In January 2022, Holder was named in the West Indies' squad for their T20I home series against England. In the fifth and final match to decide the series, Holder took five wickets for 27 runs, to take his first five-wicket haul in T20Is. Holder also became the first bowler for West Indies to take a hat-trick in T20Is. He also became the fourth bowler to take four wickets in four balls in T20Is. For his performance, he was awarded both Player of the Match and Player of the Series awards. On 6 February 2022 Holder notched 57 in the first game of a three match ODI series against India held at Ahmedabad's Narendra Modi Stadium. He thus became only the fifth West Indian to achieve both 2,000 runs and 100 wickets in one day internationals. He later claimed 4 for 34 in the third and final ODI of that said series. On 1 March 2023 Holder picked up his 150th test wicket, trapping Keegan Petersen lbw, in the first test match of the Windies 2023 tour of South Africa. With this he became only the second West Indian, after Garfield Sobers, to attain both 2500 runs and 150 wickets in test match cricket.

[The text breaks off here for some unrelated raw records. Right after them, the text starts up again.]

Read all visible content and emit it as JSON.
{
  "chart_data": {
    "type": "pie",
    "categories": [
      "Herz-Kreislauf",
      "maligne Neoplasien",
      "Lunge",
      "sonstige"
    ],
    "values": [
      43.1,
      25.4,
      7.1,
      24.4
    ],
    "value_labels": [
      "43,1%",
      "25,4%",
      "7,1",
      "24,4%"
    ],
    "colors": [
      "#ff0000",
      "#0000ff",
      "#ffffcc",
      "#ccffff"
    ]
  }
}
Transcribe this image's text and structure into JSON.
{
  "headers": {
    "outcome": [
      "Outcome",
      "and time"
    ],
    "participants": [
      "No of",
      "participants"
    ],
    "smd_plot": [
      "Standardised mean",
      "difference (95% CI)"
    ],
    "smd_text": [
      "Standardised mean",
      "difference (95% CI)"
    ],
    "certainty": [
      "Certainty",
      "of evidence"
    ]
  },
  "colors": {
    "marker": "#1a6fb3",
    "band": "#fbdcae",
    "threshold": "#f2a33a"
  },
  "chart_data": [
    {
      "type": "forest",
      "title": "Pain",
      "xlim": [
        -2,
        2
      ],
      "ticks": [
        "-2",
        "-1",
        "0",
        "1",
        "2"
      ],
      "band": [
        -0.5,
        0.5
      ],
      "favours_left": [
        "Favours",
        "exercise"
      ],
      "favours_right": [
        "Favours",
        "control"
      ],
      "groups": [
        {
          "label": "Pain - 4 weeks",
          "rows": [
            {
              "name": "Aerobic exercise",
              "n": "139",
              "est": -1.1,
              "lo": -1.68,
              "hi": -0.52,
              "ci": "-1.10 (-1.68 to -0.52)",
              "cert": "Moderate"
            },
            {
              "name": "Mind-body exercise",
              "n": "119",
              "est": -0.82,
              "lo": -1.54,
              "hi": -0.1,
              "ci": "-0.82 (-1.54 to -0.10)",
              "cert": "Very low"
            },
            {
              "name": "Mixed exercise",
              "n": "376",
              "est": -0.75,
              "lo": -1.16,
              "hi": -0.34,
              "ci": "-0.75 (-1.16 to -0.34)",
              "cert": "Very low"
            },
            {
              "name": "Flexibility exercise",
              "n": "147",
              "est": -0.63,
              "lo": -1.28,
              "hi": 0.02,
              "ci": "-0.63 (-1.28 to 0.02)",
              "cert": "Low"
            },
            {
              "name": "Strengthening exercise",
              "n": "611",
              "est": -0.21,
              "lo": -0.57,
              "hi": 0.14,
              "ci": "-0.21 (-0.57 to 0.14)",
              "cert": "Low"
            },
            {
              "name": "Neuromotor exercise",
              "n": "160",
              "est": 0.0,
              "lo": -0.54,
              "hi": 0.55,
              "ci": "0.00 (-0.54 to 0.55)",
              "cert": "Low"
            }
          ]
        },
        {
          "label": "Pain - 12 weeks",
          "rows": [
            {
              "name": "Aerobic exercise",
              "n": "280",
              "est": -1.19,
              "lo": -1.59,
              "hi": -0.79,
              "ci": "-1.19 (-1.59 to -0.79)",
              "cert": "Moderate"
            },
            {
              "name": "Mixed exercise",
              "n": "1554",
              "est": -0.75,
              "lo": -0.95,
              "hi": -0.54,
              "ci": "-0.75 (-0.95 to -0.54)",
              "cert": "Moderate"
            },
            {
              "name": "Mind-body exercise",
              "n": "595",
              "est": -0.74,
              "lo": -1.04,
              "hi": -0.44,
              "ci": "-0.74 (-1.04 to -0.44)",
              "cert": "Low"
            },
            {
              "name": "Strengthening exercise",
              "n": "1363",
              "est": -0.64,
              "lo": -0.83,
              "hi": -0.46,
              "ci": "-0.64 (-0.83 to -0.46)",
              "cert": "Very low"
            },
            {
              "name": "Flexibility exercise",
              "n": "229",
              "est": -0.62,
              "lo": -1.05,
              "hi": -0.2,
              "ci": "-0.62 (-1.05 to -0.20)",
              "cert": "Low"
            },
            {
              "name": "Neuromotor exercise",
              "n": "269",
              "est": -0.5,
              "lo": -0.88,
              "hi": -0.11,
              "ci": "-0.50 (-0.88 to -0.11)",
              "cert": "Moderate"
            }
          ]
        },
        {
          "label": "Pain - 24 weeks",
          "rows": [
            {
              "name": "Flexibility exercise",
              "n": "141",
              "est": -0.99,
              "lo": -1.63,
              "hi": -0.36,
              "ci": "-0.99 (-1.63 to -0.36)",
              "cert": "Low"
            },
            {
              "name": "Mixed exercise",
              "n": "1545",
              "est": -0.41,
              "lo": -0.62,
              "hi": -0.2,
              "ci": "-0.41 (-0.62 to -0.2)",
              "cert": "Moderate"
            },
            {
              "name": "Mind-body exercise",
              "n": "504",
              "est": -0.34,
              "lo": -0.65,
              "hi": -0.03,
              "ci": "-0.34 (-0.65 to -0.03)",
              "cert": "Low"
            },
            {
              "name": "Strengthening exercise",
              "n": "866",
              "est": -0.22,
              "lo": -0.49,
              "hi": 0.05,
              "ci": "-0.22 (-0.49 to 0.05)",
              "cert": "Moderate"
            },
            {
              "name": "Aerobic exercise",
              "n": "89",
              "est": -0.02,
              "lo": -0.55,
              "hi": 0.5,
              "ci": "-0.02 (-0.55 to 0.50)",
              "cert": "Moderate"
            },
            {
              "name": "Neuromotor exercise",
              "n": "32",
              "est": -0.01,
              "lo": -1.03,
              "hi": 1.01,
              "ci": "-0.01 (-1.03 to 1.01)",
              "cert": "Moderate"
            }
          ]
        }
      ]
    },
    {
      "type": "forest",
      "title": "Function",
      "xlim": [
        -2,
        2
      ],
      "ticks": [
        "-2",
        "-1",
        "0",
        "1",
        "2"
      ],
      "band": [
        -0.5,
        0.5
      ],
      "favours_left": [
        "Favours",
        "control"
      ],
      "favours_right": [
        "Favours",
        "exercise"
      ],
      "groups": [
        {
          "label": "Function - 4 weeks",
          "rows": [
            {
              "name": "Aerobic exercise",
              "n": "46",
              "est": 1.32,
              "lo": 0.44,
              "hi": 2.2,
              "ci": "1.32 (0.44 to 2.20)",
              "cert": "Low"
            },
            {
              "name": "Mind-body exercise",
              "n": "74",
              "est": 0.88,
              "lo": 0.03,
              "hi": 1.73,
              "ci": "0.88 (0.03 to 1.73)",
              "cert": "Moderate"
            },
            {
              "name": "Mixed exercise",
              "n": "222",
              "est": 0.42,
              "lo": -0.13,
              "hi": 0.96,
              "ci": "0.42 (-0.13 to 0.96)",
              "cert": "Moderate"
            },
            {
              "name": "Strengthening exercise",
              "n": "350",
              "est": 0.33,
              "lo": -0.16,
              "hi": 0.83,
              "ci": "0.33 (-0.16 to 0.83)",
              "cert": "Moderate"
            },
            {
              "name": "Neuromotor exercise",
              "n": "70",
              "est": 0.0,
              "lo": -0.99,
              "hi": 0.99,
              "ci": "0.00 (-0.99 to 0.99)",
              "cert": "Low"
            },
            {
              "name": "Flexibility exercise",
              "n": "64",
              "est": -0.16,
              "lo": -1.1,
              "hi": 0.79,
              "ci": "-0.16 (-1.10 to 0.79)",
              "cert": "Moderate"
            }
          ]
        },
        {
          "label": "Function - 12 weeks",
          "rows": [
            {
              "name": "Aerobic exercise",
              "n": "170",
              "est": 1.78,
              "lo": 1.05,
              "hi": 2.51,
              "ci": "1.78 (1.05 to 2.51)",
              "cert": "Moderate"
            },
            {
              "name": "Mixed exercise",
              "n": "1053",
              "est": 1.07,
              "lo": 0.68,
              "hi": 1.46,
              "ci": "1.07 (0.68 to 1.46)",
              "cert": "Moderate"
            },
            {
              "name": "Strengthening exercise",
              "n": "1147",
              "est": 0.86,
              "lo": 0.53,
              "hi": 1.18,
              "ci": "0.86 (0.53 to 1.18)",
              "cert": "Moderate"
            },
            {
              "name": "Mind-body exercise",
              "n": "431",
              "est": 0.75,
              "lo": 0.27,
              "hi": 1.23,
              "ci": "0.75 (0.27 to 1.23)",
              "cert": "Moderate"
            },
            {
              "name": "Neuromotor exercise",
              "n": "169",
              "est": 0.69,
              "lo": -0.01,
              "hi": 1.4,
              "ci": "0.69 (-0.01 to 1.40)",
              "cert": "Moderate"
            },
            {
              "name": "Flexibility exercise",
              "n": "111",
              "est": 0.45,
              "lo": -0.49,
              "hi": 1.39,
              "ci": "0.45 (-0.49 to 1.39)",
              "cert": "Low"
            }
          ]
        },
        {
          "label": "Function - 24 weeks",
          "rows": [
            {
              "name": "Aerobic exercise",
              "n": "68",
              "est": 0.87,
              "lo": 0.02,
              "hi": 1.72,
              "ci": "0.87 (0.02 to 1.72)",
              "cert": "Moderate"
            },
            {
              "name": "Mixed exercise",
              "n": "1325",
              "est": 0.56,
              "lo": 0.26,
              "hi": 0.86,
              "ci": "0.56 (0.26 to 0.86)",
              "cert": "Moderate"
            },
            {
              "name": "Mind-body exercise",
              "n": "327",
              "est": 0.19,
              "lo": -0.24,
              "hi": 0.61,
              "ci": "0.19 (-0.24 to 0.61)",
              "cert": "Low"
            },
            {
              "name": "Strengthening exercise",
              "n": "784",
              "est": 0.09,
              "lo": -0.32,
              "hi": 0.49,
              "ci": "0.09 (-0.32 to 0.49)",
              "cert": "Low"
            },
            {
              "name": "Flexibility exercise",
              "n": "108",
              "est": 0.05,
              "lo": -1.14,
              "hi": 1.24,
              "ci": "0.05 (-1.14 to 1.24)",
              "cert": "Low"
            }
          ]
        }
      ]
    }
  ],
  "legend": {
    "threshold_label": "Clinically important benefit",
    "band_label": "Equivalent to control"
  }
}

He later scored 81 not out in the second test against the Proteas at the Wanderers Stadium in Johannesburg.

In May 2024, he was named in the West Indies squad for the 2024 ICC Men's T20 World Cup tournament.

==Personal life==
Holder is a fan of Premier League football club Tottenham Hotspur and in February 2022 became the brand ambassador for BookBarbados.com.